Все с любопытством обратились к двери: скоро показалась маленькая фигура горбуна. Он весь необыкновенно блестел: все платье на нем было новое, волосы с легкой серебристой проседью, сильно напомаженные, лоснились. Горбун подошел к руке Полиньки, которая очень удивилась его появлению и вопросительно смотрела на Кирпичову. Кирпичова утвердительно мигнула ей, и Полинька подала ему руку и слегка коснулась губами его лба. Он побагровел, и лицо его дергалось.

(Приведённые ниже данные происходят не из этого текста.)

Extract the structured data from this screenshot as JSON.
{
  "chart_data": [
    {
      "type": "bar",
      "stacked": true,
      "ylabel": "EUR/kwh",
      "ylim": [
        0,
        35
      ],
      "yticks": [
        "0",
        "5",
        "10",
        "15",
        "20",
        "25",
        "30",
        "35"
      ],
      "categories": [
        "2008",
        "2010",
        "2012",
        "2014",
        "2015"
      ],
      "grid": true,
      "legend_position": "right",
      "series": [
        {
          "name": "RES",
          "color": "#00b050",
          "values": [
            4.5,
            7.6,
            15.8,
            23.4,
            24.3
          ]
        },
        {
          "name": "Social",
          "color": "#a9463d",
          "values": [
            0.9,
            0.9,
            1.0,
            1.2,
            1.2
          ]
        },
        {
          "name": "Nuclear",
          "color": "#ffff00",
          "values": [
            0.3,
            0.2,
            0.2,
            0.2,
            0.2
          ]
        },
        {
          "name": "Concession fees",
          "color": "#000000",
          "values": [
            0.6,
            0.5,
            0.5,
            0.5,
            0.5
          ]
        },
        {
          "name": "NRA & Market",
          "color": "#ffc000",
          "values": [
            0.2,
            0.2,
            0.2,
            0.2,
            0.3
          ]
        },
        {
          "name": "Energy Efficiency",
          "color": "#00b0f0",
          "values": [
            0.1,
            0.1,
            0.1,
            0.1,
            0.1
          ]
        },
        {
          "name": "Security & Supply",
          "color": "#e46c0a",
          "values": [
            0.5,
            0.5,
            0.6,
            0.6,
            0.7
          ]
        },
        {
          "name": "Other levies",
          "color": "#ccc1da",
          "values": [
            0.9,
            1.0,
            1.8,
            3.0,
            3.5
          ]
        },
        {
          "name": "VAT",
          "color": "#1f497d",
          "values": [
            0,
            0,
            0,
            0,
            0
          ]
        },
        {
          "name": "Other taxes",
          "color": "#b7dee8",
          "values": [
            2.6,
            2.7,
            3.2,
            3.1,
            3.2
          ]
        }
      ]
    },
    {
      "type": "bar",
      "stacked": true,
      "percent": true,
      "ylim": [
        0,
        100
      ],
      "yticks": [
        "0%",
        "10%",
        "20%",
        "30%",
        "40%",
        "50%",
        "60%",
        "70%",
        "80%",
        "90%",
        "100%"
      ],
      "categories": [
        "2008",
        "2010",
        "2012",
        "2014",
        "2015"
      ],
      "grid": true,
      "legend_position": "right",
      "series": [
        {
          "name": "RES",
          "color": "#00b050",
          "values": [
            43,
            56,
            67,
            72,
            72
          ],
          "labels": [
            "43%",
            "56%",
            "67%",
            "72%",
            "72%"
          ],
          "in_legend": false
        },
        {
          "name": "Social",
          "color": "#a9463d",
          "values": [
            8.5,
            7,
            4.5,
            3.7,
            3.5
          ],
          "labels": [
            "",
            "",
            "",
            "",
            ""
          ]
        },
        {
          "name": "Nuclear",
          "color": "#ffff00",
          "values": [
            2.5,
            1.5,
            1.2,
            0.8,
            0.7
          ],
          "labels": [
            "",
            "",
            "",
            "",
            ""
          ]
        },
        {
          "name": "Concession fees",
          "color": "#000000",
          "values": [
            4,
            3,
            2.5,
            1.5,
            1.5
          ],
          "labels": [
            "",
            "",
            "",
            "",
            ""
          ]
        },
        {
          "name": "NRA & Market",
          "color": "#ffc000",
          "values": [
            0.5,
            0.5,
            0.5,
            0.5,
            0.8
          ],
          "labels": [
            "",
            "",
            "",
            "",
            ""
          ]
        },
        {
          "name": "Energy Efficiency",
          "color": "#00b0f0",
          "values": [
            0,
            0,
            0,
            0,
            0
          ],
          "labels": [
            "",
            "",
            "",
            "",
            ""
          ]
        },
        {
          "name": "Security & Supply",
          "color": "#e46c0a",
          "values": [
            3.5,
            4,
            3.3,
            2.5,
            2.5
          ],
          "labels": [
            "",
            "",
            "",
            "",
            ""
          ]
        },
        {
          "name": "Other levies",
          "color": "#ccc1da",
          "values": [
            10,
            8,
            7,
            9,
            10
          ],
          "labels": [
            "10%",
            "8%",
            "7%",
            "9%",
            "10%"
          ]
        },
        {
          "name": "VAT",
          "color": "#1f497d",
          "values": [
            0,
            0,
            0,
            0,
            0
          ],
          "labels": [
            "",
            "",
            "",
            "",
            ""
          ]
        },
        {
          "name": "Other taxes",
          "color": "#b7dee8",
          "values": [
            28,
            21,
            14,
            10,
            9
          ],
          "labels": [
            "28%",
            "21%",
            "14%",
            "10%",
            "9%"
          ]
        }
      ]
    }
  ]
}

Вынув из кармана сафьянную маленькую коробочку и почтительно подавая ее Полиньке, горбун скоро проговорил:
– Я вчера имел счастье узнать от Надежды Сергеевны, что сегодня день вашего рождения; не имея этой вещицы, я никогда не посмел бы притти поздравить вас…

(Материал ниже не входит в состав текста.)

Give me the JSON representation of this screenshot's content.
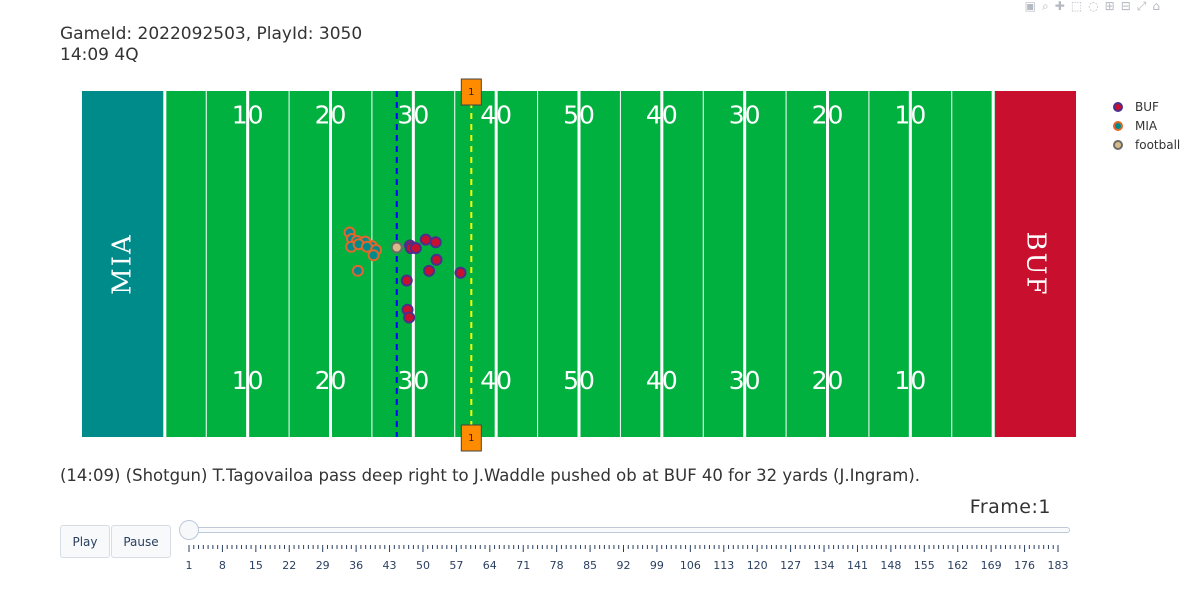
{
  "header": {
    "line1": "GameId: 2022092503, PlayId: 3050",
    "line2": "14:09 4Q"
  },
  "modebar": {
    "icons": [
      "camera-icon",
      "zoom-icon",
      "pan-icon",
      "box-select-icon",
      "lasso-icon",
      "zoom-in-icon",
      "zoom-out-icon",
      "autoscale-icon",
      "home-icon"
    ]
  },
  "chart_data": {
    "type": "scatter",
    "field": {
      "endzone_left_label": "MIA",
      "endzone_right_label": "BUF",
      "endzone_left_color": "#008b8b",
      "endzone_right_color": "#c8102e",
      "turf_color": "#00b140",
      "yard_numbers": [
        "10",
        "20",
        "30",
        "40",
        "50",
        "40",
        "30",
        "20",
        "10"
      ],
      "line_of_scrimmage": 38,
      "first_down_line": 47,
      "line_of_scrimmage_color": "#0000ff",
      "first_down_color": "#ffff00",
      "marker_label": "1"
    },
    "series": [
      {
        "name": "BUF",
        "fill": "#c8102e",
        "edge": "#4a2f8c",
        "points": [
          [
            39.3,
            19.6
          ],
          [
            39.2,
            24.1
          ],
          [
            39.6,
            29.5
          ],
          [
            39.7,
            29.1
          ],
          [
            40.3,
            29.1
          ],
          [
            41.5,
            30.4
          ],
          [
            42.7,
            30.0
          ],
          [
            42.8,
            27.3
          ],
          [
            41.9,
            25.6
          ],
          [
            45.7,
            25.3
          ],
          [
            39.5,
            18.4
          ]
        ]
      },
      {
        "name": "MIA",
        "fill": "#008b8b",
        "edge": "#e2672a",
        "points": [
          [
            32.3,
            31.5
          ],
          [
            32.6,
            30.5
          ],
          [
            33.2,
            30.2
          ],
          [
            34.2,
            30.1
          ],
          [
            35.0,
            29.4
          ],
          [
            32.5,
            29.3
          ],
          [
            33.4,
            29.7
          ],
          [
            34.4,
            29.3
          ],
          [
            35.5,
            28.8
          ],
          [
            35.2,
            28.0
          ],
          [
            33.3,
            25.6
          ]
        ]
      },
      {
        "name": "football",
        "fill": "#dbb887",
        "edge": "#6b6b6b",
        "points": [
          [
            38.0,
            29.2
          ]
        ]
      }
    ],
    "xlim": [
      0,
      120
    ],
    "ylim": [
      0,
      53.3
    ],
    "legend_position": "top-right",
    "grid": false
  },
  "legend": {
    "items": [
      "BUF",
      "MIA",
      "football"
    ]
  },
  "play_description": "(14:09) (Shotgun) T.Tagovailoa pass deep right to J.Waddle pushed ob at BUF 40 for 32 yards (J.Ingram).",
  "frame": {
    "label": "Frame:1",
    "current": 1,
    "min": 1,
    "max": 183,
    "tick_labels": [
      "1",
      "8",
      "15",
      "22",
      "29",
      "36",
      "43",
      "50",
      "57",
      "64",
      "71",
      "78",
      "85",
      "92",
      "99",
      "106",
      "113",
      "120",
      "127",
      "134",
      "141",
      "148",
      "155",
      "162",
      "169",
      "176",
      "183"
    ]
  },
  "controls": {
    "play_label": "Play",
    "pause_label": "Pause"
  }
}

– Ах, боже мой! мое колечко!
И Полинька вспыхнула… Она не верила своему счастью. Ровно год, как подарил ей Каютин это кольцо. Сильно грустила по нем Полинька и думала, что если б оно было на ее пальце, то ей легче было бы переносить разлуку с Каютиным. Теперь она не находила слов благодарить горбуна и смотрела на него с такою благодарностью, что он, как бы поняв ее, протянул ей руку. Она крепко пожала его уже старую руку своей беленькой, нежной ручкой, которую он поспешил поцеловать, и на этот раз Полинька напечатлела крепкий поцелуй на его щеке. Лицо его опять передернулось, и было что-то страшное в его больших, горящих глазах, устремленных на Полиньку.
Ничего не помня от радости, она любовалась своим колечком, которое уже красовалось на ее пальце.
Башмачник с жадностью следил за движениями Полиньки. Ее улыбка отражалась, как в зеркале, на его лице. Но вдруг он задумался: ему пришла мысль, зачем он тоже не подошел к руке Полиньки, и бедный башмачник мысленно проклинал свою застенчивость и завидовал горбуну. Горбун, раскланявшись с присутствующими, сел у стола.
– Не угодно ли чашку кофе? – спросила Надежда Сергеевна, видя, что Полинька слишком занята кольцом.
– Ах, извините, я забыла! сейчас!
И Полинька налила чашку и хотела подать горбуну; но вдруг рука ее задрожала, чашка упала и пролилась. С криком кинулась она к двери, в которой появился почтальон, с письмом.
– Здесь госпожа Климова? – спросил он басом.
– Я…. мне…
И Полинька выхватила у него письмо, дрожащими руками распечатала и стала читать; довольная улыбка, полная спокойствия и счастья, в одну минуту разлилась по ее красивому личику. Все внимательно глядели на нее; Надежда Сергеевна спросила:
– От него?
– Да! да! – весело отвечала Полинька, не отрывая глаз от письма.
Горбун насмешливо глядел на Полиньку.
– Вы прежде десять-то копеек почтальону отдайте, – сказал Доможиров, мешая ей читать, – а уж потом читайте. Ведь вот дождались-таки и еще письма, – мало одного было!
И он расхохотался.
– Сейчас, сейчас! – с досадою отвечала Полинька, продолжая быстро читать письмо.
Башмачник вынул из своего белого жилета десять копеек серебром и подал почтальону.